Here's a related question: Is It Jurisprudentially Acceptable to Drink During Deliberations? The New York Times reports on efforts to overturn the conviction of a retired firefighter, accused of stealing souvenirs from the World Trade Center site, because the defendant's attorneys have demonstrated that Juror No. 4 was drunk:
They said that after the guilty verdict, he approached the defendant, his brother, wife and lawyers, wobbly and glassy-eyed, to apologize for finding him guilty and telling him that he understood how difficult it must have been to work at the World Trade Center site. Someone smelled alcohol on his breath.
The judge scheduled a hearing, and in May, his fellow jurors were called back to court to testify about his behavior during deliberations. Their descriptions call to mind the guy on the next bar stool who has had a few too many: 'agitated,' 'overly effusive,' 'scatterbrained' and 'inappropriately forthcoming with opinions and directions.'
Finally, Juror No. 4 took the stand and admitted he had filled his 16-ounce Poland Spring bottle half with vodka, half with water, nipping at it during the four hours of deliberations after eating half of a ham and cheese hero. He had drained two-thirds of the bottle during deliberations, and after the verdict was read he took a last 'big swig,' he testified.

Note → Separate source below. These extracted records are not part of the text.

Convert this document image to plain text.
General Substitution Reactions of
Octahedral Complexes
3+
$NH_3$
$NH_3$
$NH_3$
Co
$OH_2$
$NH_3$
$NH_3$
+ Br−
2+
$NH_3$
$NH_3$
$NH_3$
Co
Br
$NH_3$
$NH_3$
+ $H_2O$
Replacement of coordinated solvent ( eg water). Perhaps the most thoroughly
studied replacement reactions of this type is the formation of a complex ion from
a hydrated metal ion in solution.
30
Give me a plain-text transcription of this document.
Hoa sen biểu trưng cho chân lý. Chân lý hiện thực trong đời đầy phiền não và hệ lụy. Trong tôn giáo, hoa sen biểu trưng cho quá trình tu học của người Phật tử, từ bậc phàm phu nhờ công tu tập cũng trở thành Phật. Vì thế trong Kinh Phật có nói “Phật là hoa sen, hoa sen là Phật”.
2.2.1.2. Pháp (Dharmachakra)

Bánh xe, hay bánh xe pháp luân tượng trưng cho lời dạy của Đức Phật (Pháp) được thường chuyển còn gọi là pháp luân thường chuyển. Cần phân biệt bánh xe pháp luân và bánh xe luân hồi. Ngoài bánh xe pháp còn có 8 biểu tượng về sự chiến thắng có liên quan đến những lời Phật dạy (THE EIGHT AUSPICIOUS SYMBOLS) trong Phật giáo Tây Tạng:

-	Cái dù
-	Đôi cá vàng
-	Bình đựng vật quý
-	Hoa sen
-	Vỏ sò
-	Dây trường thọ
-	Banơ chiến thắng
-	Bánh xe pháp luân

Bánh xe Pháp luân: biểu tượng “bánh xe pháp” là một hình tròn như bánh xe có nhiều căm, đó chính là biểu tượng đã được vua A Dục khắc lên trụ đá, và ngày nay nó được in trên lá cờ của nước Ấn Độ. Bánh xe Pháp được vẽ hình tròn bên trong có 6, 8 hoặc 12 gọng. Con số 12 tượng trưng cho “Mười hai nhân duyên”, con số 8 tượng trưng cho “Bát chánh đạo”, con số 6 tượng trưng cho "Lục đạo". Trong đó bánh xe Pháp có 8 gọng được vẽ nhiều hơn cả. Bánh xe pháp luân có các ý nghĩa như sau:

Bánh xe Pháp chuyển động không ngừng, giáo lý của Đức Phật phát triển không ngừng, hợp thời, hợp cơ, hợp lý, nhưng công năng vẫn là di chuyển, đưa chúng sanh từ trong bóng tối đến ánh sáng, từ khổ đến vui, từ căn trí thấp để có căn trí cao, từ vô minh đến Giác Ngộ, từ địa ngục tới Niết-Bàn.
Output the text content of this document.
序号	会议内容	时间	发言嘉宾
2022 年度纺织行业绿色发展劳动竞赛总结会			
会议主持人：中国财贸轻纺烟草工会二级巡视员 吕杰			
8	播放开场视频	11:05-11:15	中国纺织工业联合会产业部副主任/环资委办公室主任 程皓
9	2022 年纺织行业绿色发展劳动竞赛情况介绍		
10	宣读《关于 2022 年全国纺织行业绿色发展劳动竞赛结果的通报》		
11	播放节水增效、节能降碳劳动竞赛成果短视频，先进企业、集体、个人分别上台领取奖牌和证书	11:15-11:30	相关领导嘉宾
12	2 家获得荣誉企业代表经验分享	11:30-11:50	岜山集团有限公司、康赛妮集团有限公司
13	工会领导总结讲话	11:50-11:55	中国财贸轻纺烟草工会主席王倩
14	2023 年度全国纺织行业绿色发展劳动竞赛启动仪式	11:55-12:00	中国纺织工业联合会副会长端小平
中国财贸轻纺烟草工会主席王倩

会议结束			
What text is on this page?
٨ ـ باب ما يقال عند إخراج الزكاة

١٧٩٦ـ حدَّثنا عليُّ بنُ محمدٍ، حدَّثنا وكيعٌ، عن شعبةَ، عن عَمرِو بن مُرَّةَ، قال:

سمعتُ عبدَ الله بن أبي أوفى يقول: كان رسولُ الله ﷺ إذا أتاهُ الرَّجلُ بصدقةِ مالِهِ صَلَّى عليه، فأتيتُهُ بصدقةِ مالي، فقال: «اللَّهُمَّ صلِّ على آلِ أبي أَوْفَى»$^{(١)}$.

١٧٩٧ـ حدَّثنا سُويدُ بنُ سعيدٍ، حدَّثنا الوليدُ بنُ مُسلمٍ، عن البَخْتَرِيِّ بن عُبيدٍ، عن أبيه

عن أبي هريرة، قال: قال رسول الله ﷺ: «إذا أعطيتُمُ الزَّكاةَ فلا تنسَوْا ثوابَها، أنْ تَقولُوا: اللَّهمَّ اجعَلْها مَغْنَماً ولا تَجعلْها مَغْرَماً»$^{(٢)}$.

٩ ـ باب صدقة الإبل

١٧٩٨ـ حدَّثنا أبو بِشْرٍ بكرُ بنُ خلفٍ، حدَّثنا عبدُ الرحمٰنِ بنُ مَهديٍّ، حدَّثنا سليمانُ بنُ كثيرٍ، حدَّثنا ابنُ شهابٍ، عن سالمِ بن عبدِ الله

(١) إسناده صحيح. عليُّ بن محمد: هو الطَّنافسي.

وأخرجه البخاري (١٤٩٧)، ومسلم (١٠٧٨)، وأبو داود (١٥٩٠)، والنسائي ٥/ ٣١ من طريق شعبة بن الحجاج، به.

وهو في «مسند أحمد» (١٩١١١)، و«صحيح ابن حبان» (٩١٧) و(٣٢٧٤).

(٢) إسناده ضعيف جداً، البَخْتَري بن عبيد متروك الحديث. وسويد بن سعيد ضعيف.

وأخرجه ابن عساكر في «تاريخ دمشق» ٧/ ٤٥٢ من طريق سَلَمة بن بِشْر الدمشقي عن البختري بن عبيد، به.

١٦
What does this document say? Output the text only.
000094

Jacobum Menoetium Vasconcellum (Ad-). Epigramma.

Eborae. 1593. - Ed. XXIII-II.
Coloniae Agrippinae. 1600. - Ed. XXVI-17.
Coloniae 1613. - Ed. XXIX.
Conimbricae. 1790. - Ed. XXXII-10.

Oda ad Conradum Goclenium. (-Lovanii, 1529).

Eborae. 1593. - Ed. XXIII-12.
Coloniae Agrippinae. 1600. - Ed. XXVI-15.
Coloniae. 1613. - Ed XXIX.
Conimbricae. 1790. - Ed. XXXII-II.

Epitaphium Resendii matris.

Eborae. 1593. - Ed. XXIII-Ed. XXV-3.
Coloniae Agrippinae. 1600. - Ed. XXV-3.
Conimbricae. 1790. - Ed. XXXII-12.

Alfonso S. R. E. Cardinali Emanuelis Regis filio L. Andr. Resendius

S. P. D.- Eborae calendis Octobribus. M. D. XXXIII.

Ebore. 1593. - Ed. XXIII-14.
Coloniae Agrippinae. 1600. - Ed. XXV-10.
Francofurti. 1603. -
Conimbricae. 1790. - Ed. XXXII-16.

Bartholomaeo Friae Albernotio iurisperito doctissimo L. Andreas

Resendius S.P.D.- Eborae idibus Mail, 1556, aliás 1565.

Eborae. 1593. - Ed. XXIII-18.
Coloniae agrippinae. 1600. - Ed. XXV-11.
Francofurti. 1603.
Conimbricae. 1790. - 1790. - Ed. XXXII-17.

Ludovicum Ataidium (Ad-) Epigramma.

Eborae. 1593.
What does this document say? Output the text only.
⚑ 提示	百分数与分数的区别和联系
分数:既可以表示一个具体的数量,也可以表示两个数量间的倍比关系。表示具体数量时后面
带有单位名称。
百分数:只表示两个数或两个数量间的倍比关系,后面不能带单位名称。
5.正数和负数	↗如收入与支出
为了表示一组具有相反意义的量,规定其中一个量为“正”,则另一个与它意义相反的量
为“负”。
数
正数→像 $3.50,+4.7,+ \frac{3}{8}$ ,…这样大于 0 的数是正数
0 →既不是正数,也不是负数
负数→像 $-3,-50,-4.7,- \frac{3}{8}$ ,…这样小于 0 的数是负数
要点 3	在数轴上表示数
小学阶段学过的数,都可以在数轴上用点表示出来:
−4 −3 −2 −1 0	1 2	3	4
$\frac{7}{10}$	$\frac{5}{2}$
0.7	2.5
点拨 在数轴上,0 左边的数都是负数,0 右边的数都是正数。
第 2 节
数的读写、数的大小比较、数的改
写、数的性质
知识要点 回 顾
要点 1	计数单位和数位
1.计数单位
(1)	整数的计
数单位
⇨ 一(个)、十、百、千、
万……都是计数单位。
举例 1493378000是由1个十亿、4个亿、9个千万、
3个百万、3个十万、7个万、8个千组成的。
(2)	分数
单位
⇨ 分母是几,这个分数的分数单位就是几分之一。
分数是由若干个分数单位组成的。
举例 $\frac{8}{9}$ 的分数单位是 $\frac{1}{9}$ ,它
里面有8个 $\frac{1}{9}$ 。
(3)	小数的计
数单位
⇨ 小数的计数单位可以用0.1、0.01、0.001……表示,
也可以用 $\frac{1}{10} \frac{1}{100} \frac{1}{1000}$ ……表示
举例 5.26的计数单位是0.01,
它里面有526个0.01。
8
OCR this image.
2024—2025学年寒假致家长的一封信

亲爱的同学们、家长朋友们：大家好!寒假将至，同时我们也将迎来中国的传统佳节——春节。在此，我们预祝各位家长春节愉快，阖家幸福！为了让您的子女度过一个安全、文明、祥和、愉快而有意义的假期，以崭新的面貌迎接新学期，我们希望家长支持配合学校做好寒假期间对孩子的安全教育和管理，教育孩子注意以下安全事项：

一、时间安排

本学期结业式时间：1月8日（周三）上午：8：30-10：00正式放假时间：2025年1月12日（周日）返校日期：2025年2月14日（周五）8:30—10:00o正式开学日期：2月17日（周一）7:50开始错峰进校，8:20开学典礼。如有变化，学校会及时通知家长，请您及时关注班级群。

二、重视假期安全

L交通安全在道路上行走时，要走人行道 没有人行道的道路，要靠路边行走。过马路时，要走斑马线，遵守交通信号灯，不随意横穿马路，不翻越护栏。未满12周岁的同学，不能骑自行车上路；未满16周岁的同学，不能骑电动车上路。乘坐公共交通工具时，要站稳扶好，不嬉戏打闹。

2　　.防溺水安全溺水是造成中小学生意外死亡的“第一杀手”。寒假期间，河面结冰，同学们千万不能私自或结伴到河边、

Yesterday, Justice Ellen M. Coin of State Supreme Court in Manhattan issued her ruling: the verdict should stand.
The reason? There is apparently no law against drinking while serving as a juror and deliberating the fate of a fellow New Yorker.
* * *
The justice, in her opinion, relied on a 1987 United States Supreme Court decision involving a jury that made Juror No. 4 look like a Calvinist preacher. Those jurors, in a case that was later heard by the United States Court of Appeals for the 11th Circuit, drank, used cocaine, smoked marijuana, sold drugs to one another and slept through a conspiracy and fraud trial that one juror called 'one big party.'
In that case, the court ruled: 'However severe their effect and improper their use, drugs or alcohol voluntarily ingested by a juror seems no more an "outside influence" than a virus, poorly prepared food or a lack of sleep.'
There you have it, friends: Justice is not merely blind, it's blind drunk.